Is cudaMemset actually "asynchronous"?


I just read from CUDA API doc that “The synchronous memset functions are asynchronous with respect to the host except when the target is pinned host memory or a Unified Memory region”

Here’s the link:

I was shocked. Does it mean that we actually need to do a cudaDeviceSynchronize() after a cudaMemset() call?


No, it means they may be asynchronous with respect to the host. That means it may be like a kernel call. Since cudaMemset (normally **) has no bearing on any host data, this should not matter.

All CUDA calls issued to a particular stream will be executed in order, with respect to other CUDA activity issued to the same stream.

Therefore if you do a cudaMemset, followed by a kernel call, both in the same stream (or both to the default stream) you can be assured that all of the results of the cudaMemset operation will be visible by any kernel activity.

** If the target of the cudaMemset operation is either pinned host memory, or a unified memory region, then either of these are visible to host code. In that situation, the stated asynchronous behavior does not apply, with respect to the host, to preserve sensible program semantics. In those cases, the cudaMemset operation should not return until the memset operation is complete, because the affected data is host-visible. Therefore subsequent host code should be able to “see” the effect of the cudaMemset operation, as it is not asynchronous in that case. It is in effect blocking, with respect to the host thread.

no cudaDeviceSynchronize() should be needed in any of the above cases (with respect to the cudaMemset operation – use of unified memory may require a cudaDeviceSynchronize() after kernel execution, so that unified data is again “visible” to the host, but this aside has no bearing on the stated behavior of the cudaMemset operation).

Yes, but actually my program has multiple threads, each launching kernels in separate streams. Suppose thread-A calls cudaMemset() and signals thread-B to run, and then thread-B launches a kernel (on the same data) in a non-default stream called stream-B. The asynchronous behavior of cudaMemset() would cause a problem.
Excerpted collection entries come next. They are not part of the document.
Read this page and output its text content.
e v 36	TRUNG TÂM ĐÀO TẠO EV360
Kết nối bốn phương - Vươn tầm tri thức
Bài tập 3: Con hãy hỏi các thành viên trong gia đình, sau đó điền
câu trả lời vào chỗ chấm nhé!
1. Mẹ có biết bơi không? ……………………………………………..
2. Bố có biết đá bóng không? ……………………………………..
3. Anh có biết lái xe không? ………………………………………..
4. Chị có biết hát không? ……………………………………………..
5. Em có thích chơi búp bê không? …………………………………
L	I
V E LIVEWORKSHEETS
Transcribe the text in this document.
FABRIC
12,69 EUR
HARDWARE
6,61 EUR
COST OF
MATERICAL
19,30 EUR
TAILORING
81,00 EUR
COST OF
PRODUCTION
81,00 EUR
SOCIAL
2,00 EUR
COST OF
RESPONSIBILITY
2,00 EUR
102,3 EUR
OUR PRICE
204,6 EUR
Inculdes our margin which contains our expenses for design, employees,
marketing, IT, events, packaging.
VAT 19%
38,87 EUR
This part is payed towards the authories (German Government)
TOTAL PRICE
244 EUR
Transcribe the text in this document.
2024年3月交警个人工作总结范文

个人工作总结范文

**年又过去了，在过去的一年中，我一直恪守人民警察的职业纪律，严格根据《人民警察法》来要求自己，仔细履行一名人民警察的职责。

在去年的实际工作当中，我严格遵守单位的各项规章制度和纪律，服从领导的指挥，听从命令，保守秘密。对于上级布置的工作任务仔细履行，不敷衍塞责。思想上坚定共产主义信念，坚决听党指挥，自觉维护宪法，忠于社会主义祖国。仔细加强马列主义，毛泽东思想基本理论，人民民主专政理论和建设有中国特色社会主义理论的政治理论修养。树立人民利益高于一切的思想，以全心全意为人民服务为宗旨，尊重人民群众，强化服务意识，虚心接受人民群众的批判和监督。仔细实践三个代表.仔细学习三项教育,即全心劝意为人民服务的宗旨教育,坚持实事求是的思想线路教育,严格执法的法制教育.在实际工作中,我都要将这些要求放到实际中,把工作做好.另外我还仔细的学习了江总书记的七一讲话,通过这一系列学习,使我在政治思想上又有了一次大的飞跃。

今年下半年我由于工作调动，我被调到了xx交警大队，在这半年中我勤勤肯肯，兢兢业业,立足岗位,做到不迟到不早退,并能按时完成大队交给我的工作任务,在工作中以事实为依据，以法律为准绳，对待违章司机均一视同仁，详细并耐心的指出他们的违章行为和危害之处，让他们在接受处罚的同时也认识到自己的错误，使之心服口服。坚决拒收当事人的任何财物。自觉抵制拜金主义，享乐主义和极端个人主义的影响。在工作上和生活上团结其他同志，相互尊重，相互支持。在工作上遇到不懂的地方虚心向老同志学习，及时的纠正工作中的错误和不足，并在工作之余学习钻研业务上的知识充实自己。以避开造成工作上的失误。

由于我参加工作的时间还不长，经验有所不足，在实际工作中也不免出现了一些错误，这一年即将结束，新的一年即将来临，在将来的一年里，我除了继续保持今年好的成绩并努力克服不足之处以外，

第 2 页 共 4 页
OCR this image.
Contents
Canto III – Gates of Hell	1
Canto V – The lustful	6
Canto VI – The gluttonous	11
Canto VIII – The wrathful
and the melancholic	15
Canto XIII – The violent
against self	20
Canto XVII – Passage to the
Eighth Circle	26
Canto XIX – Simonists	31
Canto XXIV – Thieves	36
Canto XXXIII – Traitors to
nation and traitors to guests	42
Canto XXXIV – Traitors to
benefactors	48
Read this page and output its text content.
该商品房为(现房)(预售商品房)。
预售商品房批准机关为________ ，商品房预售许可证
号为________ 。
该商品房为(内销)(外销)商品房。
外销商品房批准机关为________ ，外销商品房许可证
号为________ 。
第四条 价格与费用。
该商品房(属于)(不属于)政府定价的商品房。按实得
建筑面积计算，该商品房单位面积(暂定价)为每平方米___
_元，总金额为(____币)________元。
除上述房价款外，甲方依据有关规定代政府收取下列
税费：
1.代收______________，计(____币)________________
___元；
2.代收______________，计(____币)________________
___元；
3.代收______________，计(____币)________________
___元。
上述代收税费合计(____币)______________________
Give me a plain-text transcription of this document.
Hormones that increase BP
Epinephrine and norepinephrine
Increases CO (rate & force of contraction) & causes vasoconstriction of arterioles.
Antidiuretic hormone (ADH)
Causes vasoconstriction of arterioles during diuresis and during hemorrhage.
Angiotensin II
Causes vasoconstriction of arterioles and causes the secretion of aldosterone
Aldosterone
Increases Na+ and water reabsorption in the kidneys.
I think I would change my cudaMemset() to cudaMemsetAsync() and let it run in a non-default stream (maybe stream-A), and then explicitly synchronize stream-A.

An alternative way would be to run cudaMemsetAsync() in stream-B, so it will guarantee to finish before the launching of following kernels.

I think in either ways, cudaMemsetAsync() should be used instead. Am I correct?


First of all, you shouldn’t really ever expect synchronous behavior between CUDA operations issued to different streams. That is not good CUDA programming practice, IMO. The whole point of separate streams is to de-synchronize activity.

I’m not sure that is the case.

Your non-async cudaMemset operation is issued to the default stream. Issuing an operation to the default stream has a device-wide synchronizing effect:

“any CUDA command to the NULL stream,”

assuming you have not modified the behavior of the default stream.

But considering all these gyrations is not the right way to go in my opinion. It’s not a sensible way to use the available APIs.

For a multi-streamed application, I would always use the async APIs. Trying to figure out the impact of the non-async API call on the behavior of a streamed application is not worth it.

Based on my understanding, cudaMemset() would synchronize all streams at the time when it’s issued, but the control could be returned to host code before it’s finished. In that sense, it’s both “synchronous” (will synchronize all streams when issued) and “asynchronous” (will return before finished). What a weird design!

Totally agree. I have this cudaMemset() call because I was modifying my program from a single-stream one to a multi-stream one, and somehow I forgot to change this function. I hope changing it to cudaMemsetAsync() could fix my bug in the other thread.

Thanks you!


The other aspect you may want to examine is whether a memset() operation is actually required. In my experience there is rarely a need for such bulk initialization, whether on the host or the device.